Per questa ragione il fondo verde è per noi una prospettiva del tutto nuova che conviene dotare ampiamente. La Francia contribuerà ad altezza di un miliardo di dollari sui prossimi anni alla capitalizzazione del fondo verde.

Il fondo verde potrà aiutare i paesi ad investire nella transizione energetica. Il fondo verde sarà un’opportunità considerevole per le aziende, per andare verso la transizione energetica. Il fondo verde sarà anche un’opportunità di crescita. Il fondo verde sarà non solo il marchio della solidarietà ma anche una capacità per permettere all’economia mondiale di impegnarsi verso un nuovo modello di sviluppo.

La Francia da tutto il suo sostegno all’alleanza che si è formata intorno al Segretario generale delle Nazioni Unite, tra i governi, e l’insieme degli attori : economici, sociali, la società civile, i numerosi manifestanti, la gioventù del mondo che si aspetta molto da noi perché sa che quello che si decide qua vale prima per lei.

Dobbiamo arrivare ad un agenda delle soluzioni che permetterà di dare giustamente un’illustrazione concreta dell’accordo che sarà firmato, lo spero, a Parigi.

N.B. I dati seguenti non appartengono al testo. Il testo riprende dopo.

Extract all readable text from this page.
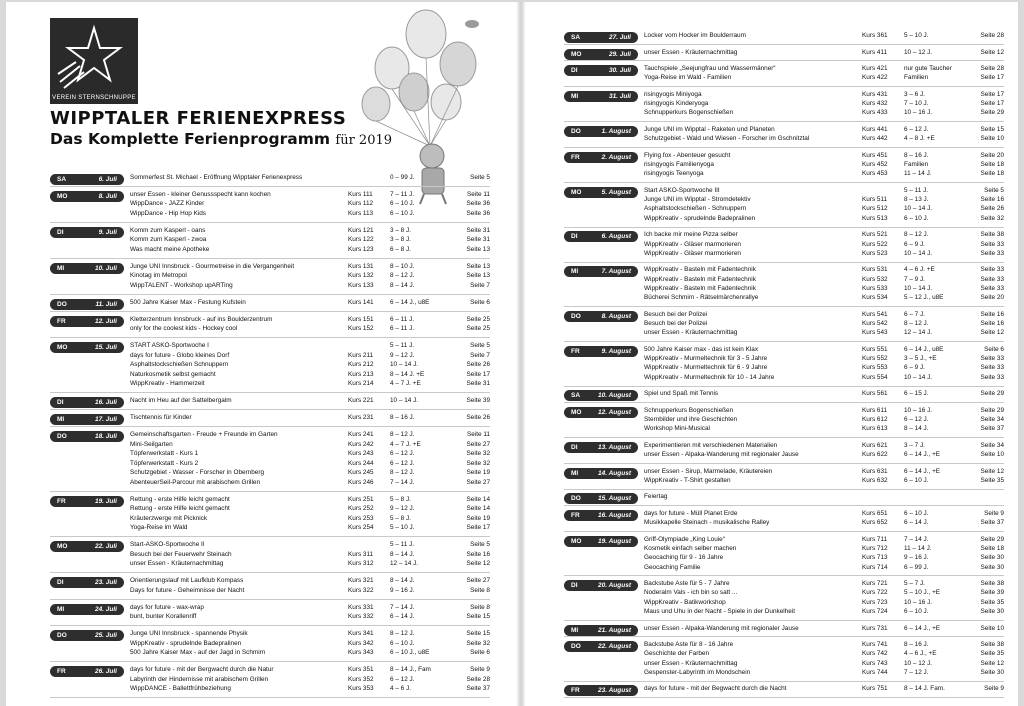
VEREIN STERNSCHNUPPE
WIPPTALER FERIENEXPRESS
Das Komplette Ferienprogramm für 2019
SA	6. Juli Sommerfest St. Michael - Eröffnung Wipptaler Ferienexpress	0 – 99 J.	Seite 5
MO	8. Juli unser Essen - kleiner Genussspecht kann kochen	Kurs 111	7 – 11 J.	Seite 11
WippDance - JAZZ Kinder	Kurs 112	6 – 10 J.	Seite 36
WippDance - Hip Hop Kids	Kurs 113	6 – 10 J.	Seite 36
DI	9. Juli Komm zum Kasperl - oans	Kurs 121	3 – 8 J.	Seite 31
Komm zum Kasperl - zwoa	Kurs 122	3 – 8 J.	Seite 31
Was macht meine Apotheke	Kurs 123	6 – 8 J.	Seite 13
MI	10. Juli Junge UNI Innsbruck - Gourmetreise in die Vergangenheit	Kurs 131	8 – 10 J.	Seite 13
Kinotag im Metropol	Kurs 132	8 – 12 J.	Seite 13
WippTALENT - Workshop upARTing	Kurs 133	8 – 14 J.	Seite 7
DO	11. Juli 500 Jahre Kaiser Max - Festung Kufstein	Kurs 141	6 – 14 J., u8E	Seite 6
FR	12. Juli Kletterzentrum Innsbruck - auf ins Boulderzentrum	Kurs 151	6 – 11 J.	Seite 25
only for the coolest kids - Hockey cool	Kurs 152	6 – 11 J.	Seite 25
MO	15. Juli START ASKÖ-Sportwoche I	5 – 11 J.	Seite 5
days for future - Globo kleines Dorf	Kurs 211	9 – 12 J.	Seite 7
Asphaltstockschießen Schnuppern	Kurs 212	10 – 14 J.	Seite 26
Naturkosmetik selbst gemacht	Kurs 213	8 – 14 J. +E	Seite 17
WippKreativ - Hammerzeit	Kurs 214	4 – 7 J. +E	Seite 31
DI	16. Juli Nacht im Heu auf der Sattelbergalm	Kurs 221	10 – 14 J.	Seite 39
MI	17. Juli Tischtennis für Kinder	Kurs 231	8 – 16 J.	Seite 26
DO	18. Juli Gemeinschaftsgarten - Freude + Freunde im Garten	Kurs 241	8 – 12 J.	Seite 11
Mini-Seilgarten	Kurs 242	4 – 7 J. +E	Seite 27
Töpferwerkstatt - Kurs 1	Kurs 243	6 – 12 J.	Seite 32
Töpferwerkstatt - Kurs 2	Kurs 244	6 – 12 J.	Seite 32
Schutzgebiet - Wasser - Forscher in Obernberg	Kurs 245	8 – 12 J.	Seite 19
AbenteuerSeil-Parcour mit arabischem Grillen	Kurs 246	7 – 14 J.	Seite 27
FR	19. Juli Rettung - erste Hilfe leicht gemacht	Kurs 251	5 – 8 J.	Seite 14
Rettung - erste Hilfe leicht gemacht	Kurs 252	9 – 12 J.	Seite 14
Kräuterzwerge mit Picknick	Kurs 253	5 – 8 J.	Seite 19
Yoga-Reise im Wald	Kurs 254	5 – 10 J.	Seite 17
MO	22. Juli Start-ASKÖ-Sportwoche II	5 – 11 J.	Seite 5
Besuch bei der Feuerwehr Steinach	Kurs 311	8 – 14 J.	Seite 16
unser Essen - Kräuternachmittag	Kurs 312	12 – 14 J.	Seite 12
DI	23. Juli Orientierungslauf mit Laufklub Kompass	Kurs 321	8 – 14 J.	Seite 27
Days for future - Geheimnisse der Nacht	Kurs 322	9 – 16 J.	Seite 8
MI	24. Juli days for future - wax-wrap	Kurs 331	7 – 14 J.	Seite 8
bunt, bunter Korallenriff	Kurs 332	6 – 14 J.	Seite 15
DO	25. Juli Junge UNI Innsbruck - spannende Physik	Kurs 341	8 – 12 J.	Seite 15
WippKreativ - sprudelnde Badepralinen	Kurs 342	6 – 10 J.	Seite 32
500 Jahre Kaiser Max - auf der Jagd in Schmirn	Kurs 343	6 – 10 J., u8E	Seite 6
FR	26. Juli days for future - mit der Bergwacht durch die Natur	Kurs 351	8 – 14 J., Fam	Seite 9
Labyrinth der Hindernisse mit arabischem Grillen	Kurs 352	6 – 12 J.	Seite 28
WippDANCE - Ballettfrühbeziehung	Kurs 353	4 – 6 J.	Seite 37
SA	27. Juli Locker vom Hocker im Boulderraum	Kurs 361	5 – 10 J.	Seite 28
MO	29. Juli unser Essen - Kräuternachmittag	Kurs 411	10 – 12 J.	Seite 12
DI	30. Juli Tauchspiele „Seejungfrau und Wassermänner“	Kurs 421	nur gute Taucher	Seite 28
Yoga-Reise im Wald - Familien	Kurs 422	Familien	Seite 17
MI	31. Juli risingyogis Miniyoga	Kurs 431	3 – 6 J.	Seite 17
risingyogis Kinderyoga	Kurs 432	7 – 10 J.	Seite 17
Schnupperkurs Bogenschießen	Kurs 433	10 – 16 J.	Seite 29
DO	1. August Junge UNI im Wipptal - Raketen und Planeten	Kurs 441	6 – 12 J.	Seite 15
Schutzgebiet - Wald und Wiesen - Forscher im Gschnitztal	Kurs 442	4 – 8 J. +E	Seite 10
FR	2. August Flying fox - Abenteuer gesucht	Kurs 451	8 – 16 J.	Seite 20
risingyogis Familienyoga	Kurs 452	Familien	Seite 18
risingyogis Teenyoga	Kurs 453	11 – 14 J.	Seite 18
MO	5. August Start ASKÖ-Sportwoche III	5 – 11 J.	Seite 5
Junge UNI im Wipptal - Stromdetektiv	Kurs 511	8 – 13 J.	Seite 16
Asphaltstockschießen - Schnuppern	Kurs 512	10 – 14 J.	Seite 26
WippKreativ - sprudelnde Badepralinen	Kurs 513	6 – 10 J.	Seite 32
DI	6. August Ich backe mir meine Pizza selber	Kurs 521	8 – 12 J.	Seite 38
WippKreativ - Gläser marmorieren	Kurs 522	6 – 9 J.	Seite 33
WippKreativ - Gläser marmorieren	Kurs 523	10 – 14 J.	Seite 33
MI	7. August WippKreativ - Basteln mit Fadentechnik	Kurs 531	4 – 6 J. +E	Seite 33
WippKreativ - Basteln mit Fadentechnik	Kurs 532	7 – 9 J.	Seite 33
WippKreativ - Basteln mit Fadentechnik	Kurs 533	10 – 14 J.	Seite 33
Bücherei Schmirn - Rätselmärchenrallye	Kurs 534	5 – 12 J., u8E	Seite 20
DO	8. August Besuch bei der Polizei	Kurs 541	6 – 7 J.	Seite 16
Besuch bei der Polizei	Kurs 542	8 – 12 J.	Seite 16
unser Essen - Kräuternachmittag	Kurs 543	12 – 14 J.	Seite 12
FR	9. August 500 Jahre Kaiser max - das ist kein Klax	Kurs 551	6 – 14 J., u8E	Seite 6
WippKreativ - Murmeltechnik für 3 - 5 Jahre	Kurs 552	3 – 5 J., +E	Seite 33
WippKreativ - Murmeltechnik für 6 - 9 Jahre	Kurs 553	6 – 9 J.	Seite 33
WippKreativ - Murmeltechnik für 10 - 14 Jahre	Kurs 554	10 – 14 J.	Seite 33
SA	10. August Spiel und Spaß mit Tennis	Kurs 561	6 – 15 J.	Seite 29
MO	12. August Schnupperkurs Bogenschießen	Kurs 611	10 – 16 J.	Seite 29
Sternbilder und ihre Geschichten	Kurs 612	6 – 12 J.	Seite 34
Workshop Mini-Musical	Kurs 613	8 – 14 J.	Seite 37
DI	13. August Experimentieren mit verschiedenen Materialien	Kurs 621	3 – 7 J.	Seite 34
unser Essen - Alpaka-Wanderung mit regionaler Jause	Kurs 622	6 – 14 J., +E	Seite 10
MI	14. August unser Essen - Sirup, Marmelade, Kräutereien	Kurs 631	6 – 14 J., +E	Seite 12
WippKreativ - T-Shirt gestalten	Kurs 632	6 – 10 J.	Seite 35
DO	15. August Feiertag
FR	16. August days for future - Müll Planet Erde	Kurs 651	6 – 10 J.	Seite 9
Musikkapelle Steinach - musikalische Ralley	Kurs 652	6 – 14 J.	Seite 37
MO	19. August Griff-Olympiade „King Louie“	Kurs 711	7 – 14 J.	Seite 29
Kosmetik einfach selber machen	Kurs 712	11 – 14 J.	Seite 18
Geocaching für 9 - 16 Jahre	Kurs 713	9 – 16 J.	Seite 30
Geocaching Familie	Kurs 714	6 – 99 J.	Seite 30
DI	20. August Backstube Aste für 5 - 7 Jahre	Kurs 721	5 – 7 J.	Seite 38
Noderalm Vals - ich bin so satt ...	Kurs 722	5 – 10 J., +E	Seite 39
WippKreativ - Batikworkshop	Kurs 723	10 – 16 J.	Seite 35
Maus und Uhu in der Nacht - Spiele in der Dunkelheit	Kurs 724	6 – 10 J.	Seite 30
MI	21. August unser Essen - Alpaka-Wanderung mit regionaler Jause	Kurs 731	6 – 14 J., +E	Seite 10
DO	22. August Backstube Aste für 8 - 16 Jahre	Kurs 741	8 – 16 J.	Seite 38
Geschichte der Farben	Kurs 742	4 – 6 J., +E	Seite 35
unser Essen - Kräuternachmittag	Kurs 743	10 – 12 J.	Seite 12
Gespenster-Labyrinth im Mondschein	Kurs 744	7 – 12 J.	Seite 30
FR	23. August days for future - mit der Begwacht durch die Nacht	Kurs 751	8 – 14 J. Fam.	Seite 9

Signore e Signori Capi di governo,

Con il Presidente Humala, abbiamo assunto le nostre responsabilità. Vogliamo che alla conferenza di Lima possano essere poste le basi di un accordo futuro e che poi a Parigi potessimo tradurre questi impegni in atti giuridici.

Se volessi riassumere, è una battaglia contro il tempo, non solo contro il clima che potrebbe devastare il pianeta. No, il tempo che scorre. Siamo in grado di tenere il tempo sotto controllo ? Siamo in grado di controllare lo spazio ? Siamo in grado di controllare la natura ? Siamo in grado di controllarci noi stessi ?

Allora, non lasciamo il tempo decidere al posto nostro. Dobbiamo essere in grado anche di riincantare il mondo, di dare alla gioventù del mondo la speranza che vivrà meglio di noi.

Parigi è una città simbolo, simbolo delle libertà, simbolo dei diritti dell’Uomo. Desidero che Parigi nel dicembre 2015 sia anche il simbolo del cambiamento per il clima.